Vintage Wine vs Treron
Vintage Wine (Benjamin Moore) and Treron (Farrow & Ball) come from different manufacturers. Vintage Wine reads as grey, while Treron reads as greige-grey — two distinct hue families, not close cousins. The 17-point LRV gap — 25 for Treron vs 8 for Vintage Wine — means Treron will open up a space more effectively. Where Vintage Wine leans red, Treron reads warm — a distinction that shifts noticeably depending on the light source and surrounding finishes. A ΔE of 29.3 puts these firmly in different territory — two distinct design choices rather than close alternatives. Below you'll find 2 real-room photo comparisons where both colors appear side by side, plus 5 simulated room previews.

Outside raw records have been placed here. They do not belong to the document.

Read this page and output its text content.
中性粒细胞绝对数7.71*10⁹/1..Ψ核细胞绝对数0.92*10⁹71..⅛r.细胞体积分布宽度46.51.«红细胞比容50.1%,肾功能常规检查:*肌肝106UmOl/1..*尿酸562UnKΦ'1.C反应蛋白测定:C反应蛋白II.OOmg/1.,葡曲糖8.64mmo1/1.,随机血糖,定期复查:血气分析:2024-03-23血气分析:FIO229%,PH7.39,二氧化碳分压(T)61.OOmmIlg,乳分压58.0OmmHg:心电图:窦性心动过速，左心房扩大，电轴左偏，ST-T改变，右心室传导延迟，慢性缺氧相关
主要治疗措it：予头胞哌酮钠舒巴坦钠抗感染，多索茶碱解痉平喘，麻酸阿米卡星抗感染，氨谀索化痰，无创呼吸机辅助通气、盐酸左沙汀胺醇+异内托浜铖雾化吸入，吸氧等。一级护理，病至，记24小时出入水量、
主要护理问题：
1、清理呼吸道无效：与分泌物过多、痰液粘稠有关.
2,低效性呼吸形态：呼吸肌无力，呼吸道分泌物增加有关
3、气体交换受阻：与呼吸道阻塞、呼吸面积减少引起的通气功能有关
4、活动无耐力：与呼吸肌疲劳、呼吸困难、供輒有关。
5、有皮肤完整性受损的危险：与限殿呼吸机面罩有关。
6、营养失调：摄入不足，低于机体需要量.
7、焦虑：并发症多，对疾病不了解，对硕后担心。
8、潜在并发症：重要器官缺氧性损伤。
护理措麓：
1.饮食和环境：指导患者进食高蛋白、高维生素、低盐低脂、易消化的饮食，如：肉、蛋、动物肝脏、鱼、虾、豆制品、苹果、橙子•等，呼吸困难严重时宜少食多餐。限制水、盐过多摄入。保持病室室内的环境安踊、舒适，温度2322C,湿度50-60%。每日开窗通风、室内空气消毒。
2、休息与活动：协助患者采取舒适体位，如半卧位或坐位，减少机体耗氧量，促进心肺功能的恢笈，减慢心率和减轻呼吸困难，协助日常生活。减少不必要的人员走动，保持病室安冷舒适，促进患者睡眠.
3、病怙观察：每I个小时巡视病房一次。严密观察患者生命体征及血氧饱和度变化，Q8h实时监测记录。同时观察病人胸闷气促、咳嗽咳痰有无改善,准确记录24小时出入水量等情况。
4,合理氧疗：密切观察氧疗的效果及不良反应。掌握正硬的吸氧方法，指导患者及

Vintage Wine vs Treron in Real Spaces
2 real rooms side by side. Seeing Vintage Wine and Treron in actual rooms makes the difference concrete; browse the spaces below to get a feel for how each color lives on a wall.
Bedroom
Bedrooms are typically lit with warmer, lower light than the rest of the house — a condition that flatters warm tones and deepens cool ones. Treron returns significantly more light to the room — in a smaller or darker space, that difference in perceived brightness is hard to miss.
House
A full exterior is the most demanding test for a paint color — scale and outdoor light both amplify differences that seem small on a swatch. Treron returns significantly more light to the room — in a smaller or darker space, that difference in perceived brightness is hard to miss.
Color Details
Vintage Wine vs Treron Simulated Comparison
5 simulated room previews — drag the slider on each to see Vintage Wine on one side and Treron on the other.
Digital color is approximate. These simulations are generated from the manufacturer's hex values and overlaid on grayscale room photos — your screen's calibration, brightness, and viewing angle all affect how they render. Before committing to either color, test physical samples in your own space under the light you actually live with.
More Vintage Wine comparisons
See how Vintage Wine stacks up against other well-photographed colors across different brands and tones.